Probably true, given how rare this is...but would you not order the formal for IVF/clomid?

And, if you would order it: would you also order it for a prior ectopic?

HH

sorry for replying twice, i thought i was editing my first response...

I would order it for an IVF patient because the extra information would be of use to the Reproductive Doc on the other end of the phone, not specifically to determine if it's a heterotopic.

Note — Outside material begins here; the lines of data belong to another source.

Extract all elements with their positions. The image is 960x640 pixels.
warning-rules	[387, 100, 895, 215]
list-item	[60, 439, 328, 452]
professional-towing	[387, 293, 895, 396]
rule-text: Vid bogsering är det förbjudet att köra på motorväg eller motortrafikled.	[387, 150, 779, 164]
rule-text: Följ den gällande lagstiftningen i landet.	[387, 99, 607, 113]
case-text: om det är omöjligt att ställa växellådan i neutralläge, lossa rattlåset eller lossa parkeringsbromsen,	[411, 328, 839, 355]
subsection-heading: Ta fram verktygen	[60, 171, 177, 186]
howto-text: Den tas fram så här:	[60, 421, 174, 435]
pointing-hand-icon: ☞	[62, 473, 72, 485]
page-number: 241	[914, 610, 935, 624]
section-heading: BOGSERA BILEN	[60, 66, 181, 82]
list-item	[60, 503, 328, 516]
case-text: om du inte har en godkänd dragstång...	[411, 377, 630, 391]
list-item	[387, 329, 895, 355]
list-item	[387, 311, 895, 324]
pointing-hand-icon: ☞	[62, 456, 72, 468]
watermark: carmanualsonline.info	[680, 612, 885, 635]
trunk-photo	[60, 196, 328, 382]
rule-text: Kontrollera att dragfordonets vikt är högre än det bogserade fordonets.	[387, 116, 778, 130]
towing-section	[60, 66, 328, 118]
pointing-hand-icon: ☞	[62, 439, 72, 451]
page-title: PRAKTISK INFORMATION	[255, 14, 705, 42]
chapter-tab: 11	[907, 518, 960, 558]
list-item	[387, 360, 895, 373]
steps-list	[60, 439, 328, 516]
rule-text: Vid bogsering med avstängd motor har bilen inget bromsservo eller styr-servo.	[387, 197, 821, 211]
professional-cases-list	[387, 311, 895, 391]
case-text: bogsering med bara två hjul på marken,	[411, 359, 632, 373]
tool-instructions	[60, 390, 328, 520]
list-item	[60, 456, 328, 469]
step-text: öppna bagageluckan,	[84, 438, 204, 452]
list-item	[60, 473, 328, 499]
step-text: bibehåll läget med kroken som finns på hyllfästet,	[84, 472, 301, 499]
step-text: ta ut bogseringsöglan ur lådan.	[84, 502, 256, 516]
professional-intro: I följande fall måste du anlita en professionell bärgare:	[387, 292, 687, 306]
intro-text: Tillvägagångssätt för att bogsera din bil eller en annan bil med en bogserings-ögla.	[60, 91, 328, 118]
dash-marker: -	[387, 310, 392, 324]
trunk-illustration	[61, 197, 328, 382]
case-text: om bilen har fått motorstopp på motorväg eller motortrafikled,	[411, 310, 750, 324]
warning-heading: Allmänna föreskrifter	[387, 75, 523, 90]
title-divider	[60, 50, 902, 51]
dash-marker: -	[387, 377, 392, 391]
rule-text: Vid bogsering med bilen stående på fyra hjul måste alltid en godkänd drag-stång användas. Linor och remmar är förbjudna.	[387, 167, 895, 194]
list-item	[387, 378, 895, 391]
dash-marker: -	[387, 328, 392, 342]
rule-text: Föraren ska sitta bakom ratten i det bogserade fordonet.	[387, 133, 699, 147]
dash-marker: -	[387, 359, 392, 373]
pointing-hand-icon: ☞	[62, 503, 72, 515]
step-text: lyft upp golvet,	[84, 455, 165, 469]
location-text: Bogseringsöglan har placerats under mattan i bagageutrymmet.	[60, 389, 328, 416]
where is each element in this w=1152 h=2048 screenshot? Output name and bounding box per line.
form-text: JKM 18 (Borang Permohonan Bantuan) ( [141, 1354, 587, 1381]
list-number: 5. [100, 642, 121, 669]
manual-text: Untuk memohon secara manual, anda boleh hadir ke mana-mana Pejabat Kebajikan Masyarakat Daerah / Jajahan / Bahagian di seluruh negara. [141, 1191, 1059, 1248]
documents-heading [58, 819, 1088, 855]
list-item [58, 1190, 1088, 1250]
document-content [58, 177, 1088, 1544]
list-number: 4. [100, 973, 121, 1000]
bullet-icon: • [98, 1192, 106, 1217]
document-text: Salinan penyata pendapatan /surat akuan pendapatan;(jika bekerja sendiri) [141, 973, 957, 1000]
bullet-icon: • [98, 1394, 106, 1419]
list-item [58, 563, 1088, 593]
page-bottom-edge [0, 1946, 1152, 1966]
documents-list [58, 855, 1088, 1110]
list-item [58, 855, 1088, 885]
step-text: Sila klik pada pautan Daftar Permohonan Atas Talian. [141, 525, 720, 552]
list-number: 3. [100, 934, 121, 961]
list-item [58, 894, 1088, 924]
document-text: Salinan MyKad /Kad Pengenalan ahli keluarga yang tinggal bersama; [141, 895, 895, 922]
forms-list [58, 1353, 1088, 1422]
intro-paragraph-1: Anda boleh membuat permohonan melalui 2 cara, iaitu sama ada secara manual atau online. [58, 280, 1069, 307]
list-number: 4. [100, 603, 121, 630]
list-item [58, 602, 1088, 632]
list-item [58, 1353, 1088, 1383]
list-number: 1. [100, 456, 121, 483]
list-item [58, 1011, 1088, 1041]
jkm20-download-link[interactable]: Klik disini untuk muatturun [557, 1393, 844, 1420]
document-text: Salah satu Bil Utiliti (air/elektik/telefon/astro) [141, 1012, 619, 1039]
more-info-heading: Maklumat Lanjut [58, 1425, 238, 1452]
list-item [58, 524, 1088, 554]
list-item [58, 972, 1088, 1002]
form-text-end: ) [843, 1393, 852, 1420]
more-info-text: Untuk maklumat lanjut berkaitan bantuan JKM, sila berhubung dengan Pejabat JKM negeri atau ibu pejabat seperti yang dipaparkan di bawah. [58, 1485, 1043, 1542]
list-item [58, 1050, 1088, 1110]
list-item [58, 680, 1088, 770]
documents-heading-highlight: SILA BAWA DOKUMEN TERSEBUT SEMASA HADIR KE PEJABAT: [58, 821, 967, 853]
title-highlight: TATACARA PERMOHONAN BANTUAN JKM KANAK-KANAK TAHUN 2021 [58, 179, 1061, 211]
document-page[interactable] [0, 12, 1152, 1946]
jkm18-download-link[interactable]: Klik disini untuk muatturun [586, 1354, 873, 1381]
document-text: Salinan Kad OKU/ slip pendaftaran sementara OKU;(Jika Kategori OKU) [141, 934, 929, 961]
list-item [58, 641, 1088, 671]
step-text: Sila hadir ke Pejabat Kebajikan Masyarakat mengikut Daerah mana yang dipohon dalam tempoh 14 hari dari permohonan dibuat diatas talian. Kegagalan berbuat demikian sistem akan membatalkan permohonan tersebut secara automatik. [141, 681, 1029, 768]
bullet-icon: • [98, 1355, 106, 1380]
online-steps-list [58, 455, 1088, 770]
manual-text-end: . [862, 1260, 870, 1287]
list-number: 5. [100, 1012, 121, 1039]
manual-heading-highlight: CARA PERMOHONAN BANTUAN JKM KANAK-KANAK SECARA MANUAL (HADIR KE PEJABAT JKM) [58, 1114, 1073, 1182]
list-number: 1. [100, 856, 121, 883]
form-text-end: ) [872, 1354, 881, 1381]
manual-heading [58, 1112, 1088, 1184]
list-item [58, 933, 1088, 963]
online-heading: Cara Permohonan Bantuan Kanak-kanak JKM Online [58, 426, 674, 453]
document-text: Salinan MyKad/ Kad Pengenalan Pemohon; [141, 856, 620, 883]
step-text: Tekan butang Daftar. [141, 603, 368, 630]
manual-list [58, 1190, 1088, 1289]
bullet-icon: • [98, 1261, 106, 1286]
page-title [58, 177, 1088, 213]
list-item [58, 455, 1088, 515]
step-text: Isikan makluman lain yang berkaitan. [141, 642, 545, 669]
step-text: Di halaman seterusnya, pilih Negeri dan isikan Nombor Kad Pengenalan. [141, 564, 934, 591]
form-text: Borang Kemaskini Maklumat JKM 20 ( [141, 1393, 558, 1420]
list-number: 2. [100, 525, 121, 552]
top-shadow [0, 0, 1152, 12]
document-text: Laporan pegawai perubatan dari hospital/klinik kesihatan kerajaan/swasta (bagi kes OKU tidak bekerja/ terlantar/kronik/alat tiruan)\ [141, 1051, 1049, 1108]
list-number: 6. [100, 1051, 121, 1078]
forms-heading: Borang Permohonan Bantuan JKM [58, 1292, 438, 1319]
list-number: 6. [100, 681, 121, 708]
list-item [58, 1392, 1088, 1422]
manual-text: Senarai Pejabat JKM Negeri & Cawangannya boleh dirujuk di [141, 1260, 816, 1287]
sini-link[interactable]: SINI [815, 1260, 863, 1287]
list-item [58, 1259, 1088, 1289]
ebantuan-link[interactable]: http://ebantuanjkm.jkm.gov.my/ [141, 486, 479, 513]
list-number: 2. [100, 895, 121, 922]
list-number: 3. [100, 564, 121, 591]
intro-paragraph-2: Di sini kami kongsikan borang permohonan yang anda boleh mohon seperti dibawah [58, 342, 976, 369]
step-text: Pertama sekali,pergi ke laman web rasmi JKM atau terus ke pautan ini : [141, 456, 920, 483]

As for your other question, IVF has a relative risk of 300 for heterotopics, I doubt ectopic has such an exorbitant RR, so it's not a game changer in my mind when it comes to a baseline risk of 0.003% of badness. Cornuate pregnancy on the other hand comes with a baseline risk of 0.1%, and is readily identifiable with u/s (I think it has to do with mantle thicknesses or something like that) so that in my mind would be a driving factore in whether or not to get a formal u/s. I don't know what the RR a hx of ectopic hasin this particular case, but I doubt it's high enough to make the decision for a formal u/s black and white. It just casts greys in my mind. The short of my answer is that 1. overall clinical gestalt is going to determine formal u/s v. bedside u/s for me, 2. my reasoning on this has nothing to do with heterotopics, the prevalence pales in comparison to other badness, and 3. overall clinical gestalt also would make me pick up the phone to set up close f/u, regardless of u/s results.

I will have to further amend that my residency by and large depends on formal u/s regardless of the background history, with the exception of a few attendings. My license isn't on the line, and I don't know what I will actually do when it is next year. My opinion may change.